Frankfurter Varianten und Bremer Schlussoffensive
Bei der Eintracht hatte Nicolai Müller für Tawatha als neuen Linksverteidiger das Feld verlassen müssen. In der Folge übernahm Gacinovic aber nicht konstant die rechte Außenbahn, sondern blieb manchmal auch zentraler, wenn sich dafür Haller weiter nach außen begab. Das enthob Torró von der Notwendigkeit der weiten Herausrückbewegungen und sorgte potentiell wiederum für leitende Effekte zur rechten Bremer Seite, wohin abwechselnd Gacinovic oder Haller nachpressen konnten und dort teilweise vom herausrückenden Kostic ergänzt wurden. So gelang es den Gastgebern immer mal wieder, in dieser Zone noch Druck auf die Bremer auszuüben. Insgesamt machte es Frankfurt in dieser Phase in Unterzahl wirklich gut, blieb mit viel Laufaufwand und gutem Nachrückverhalten lange Zeit beinahe ebenbürtig im Spiel.
Ab den letzten etwa 20 Minuten konnte Bremen dann den Druck nochmal steigern und endgültig die Dominanz über den Ball an sich reißen. Aus dem Mittelfeld kippte Eggestein etwas häufiger nach rechts heraus, um mit anzukurbeln. Die Außenverteidiger rückten wieder weiter auf und drückten Frankfurt zurück. Liefen sie sich kurz nach hinten frei, folgte sofort eine Anschlussrochade eines Kollegen diagonal aus dem Zentrum nach außen, teilweise im Durchlauf von der anderen Seite. Dahinter rückten die Innenverteidiger mit Ball ebenfalls weiter vor. Insbesondere dies trug dazu bei, dass die schon zuvor eigentlich guten Zwischenraumpositionierungen nunmehr auch konstant und forciert aus zentralen Räumen heraus angespielt werden konnten. Dies tat Bremen in der Schlussphase: Mit Rashica anstelle von Bargfrede kam für die letzten Minuten ein zusätzlicher Offensivakteur, der genau aus diesen Zonen noch einen späten Freistoß herausholte, den er selbst versenkte.
4 Kommentare Alle anzeigen
SV.de-Laser 4. September 2018 um 10:19
Ich nehme an, es wird keine Kolumne mehr geben von TE?
tobit 5. September 2018 um 13:25
Schätze nicht.
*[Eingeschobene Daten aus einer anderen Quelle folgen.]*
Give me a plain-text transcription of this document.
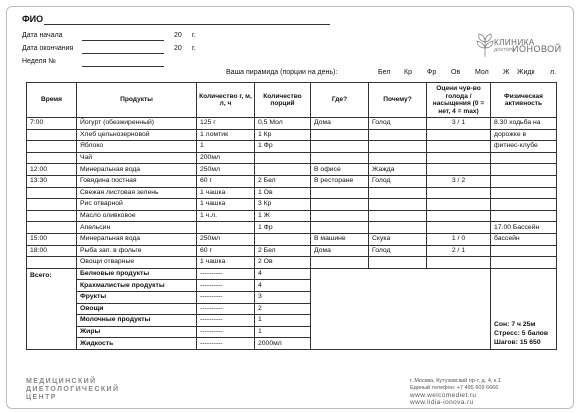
ФИО
Дата начала	20 г.
Дата окончания	20 г.
Неделя №
КЛИНИКА
ДОКТОРА
ИОНОВОЙ
Ваша пирамида (порции на день):	Бел Кр Фр Ов Мол Ж Жидк л.
Время	Продукты	Количество г, м, л, ч	Количество порций	Где?	Почему?	Оцени чув-во голода / насыщения (0 = нет, 4 = max)	Физическая активность
7:00	Йогурт (обезжиренный)	125 г	0,5 Мол	Дома	Голод	3 / 1	8.30 ходьба на
	Хлеб цельнозерновой	1 ломтик	1 Кр				дорожке в
	Яблоко	1	1 Фр				фитнес-клубе
	Чай	200мл					
12:00	Минеральная вода	250мл		В офисе	Жажда		
13:30	Говядина постная	60 г	2 Бел	В ресторане	Голод	3 / 2	
	Свежая листовая зелень	1 чашка	1 Ов				
	Рис отварной	1 чашка	3 Кр				
	Масло оливковое	1 ч.л.	1 Ж				
	Апельсин		1 Фр				17.00 Бассейн
15:00	Минеральная вода	250мл		В машине	Скука	1 / 0	бассейн
18:00	Рыба зап. в фольге	60 г	2 Бел	Дома	Голод	2 / 1	
	Овощи отварные	1 чашка	2 Ов				
Всего:	Белковые продукты	----------	4				Сон: 7 ч 25м
Стресс: 5 балов
Шагов: 15 650

	Крахмалистые продукты	----------	4				
	Фрукты	----------	3				
	Овощи	----------	2				
	Молочные продукты	----------	1				
	Жиры	----------	1				
	Жидкость	----------	2000мл				
МЕДИЦИНСКИЙ
ДИЕТОЛОГИЧЕСКИЙ
ЦЕНТР
г. Москва, Кутузовский пр-т, д. 4, к.1
Единый телефон: +7 495 609 6666
www.welcomediet.ru
www.lidia-ionova.ru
Die letzte war ja meine ich von November oder so. Finde ich auch sehr schade, weil es immer ein guter Augangspunkt für alle möglichen Diskussionen war.
MFR 3. September 2018 um 08:31
Ich fande Klaasen nicht besonders präsent – das hing sicher auch mit der beschriebenen Rolle zusammen. Ich bin gespannt, ob Kohfeldt seine (Klaasens) Rolle demächst noch etwas anpasst, um seine Stärken noch besser zu nutzen.
Ebenso spannend wird es sein, wie Sahin eingebunden wird. 6er als Alternative zu Bargfrede? Oder 8er?
tobit 3. September 2018 um 09:23
Sahin ist denke ich als Sechser eingeplant. Auf der Acht (gerade, wenn sie so hoch interpretiert wird wie am Samstag – einer der Gründe für Klaassens geringe Präsenz) finde ich ihn aufgrund seiner nicht vorhandenen Dynamik, seiner Neigung zum (übermäßigen) Abkippen sowie seinen Schwächen im 360°-Spiel (Umblickverhalten, Freilaufen, Raumbesetzung) und in engen Räumen nicht so stark (bzw. man müsste ihm eine sehr spezielle Rolle schaffen). Grundsätzlich könnte ich ihn mir auch mit Bargfrede zusammen als Doppelsechs vorstellen, wenn man viel Ballbesitz hat und Sahin so Zeit hat nach seinem Abkippen an den 16er nachzurücken (und beide mal länger gemeinsam fit sind).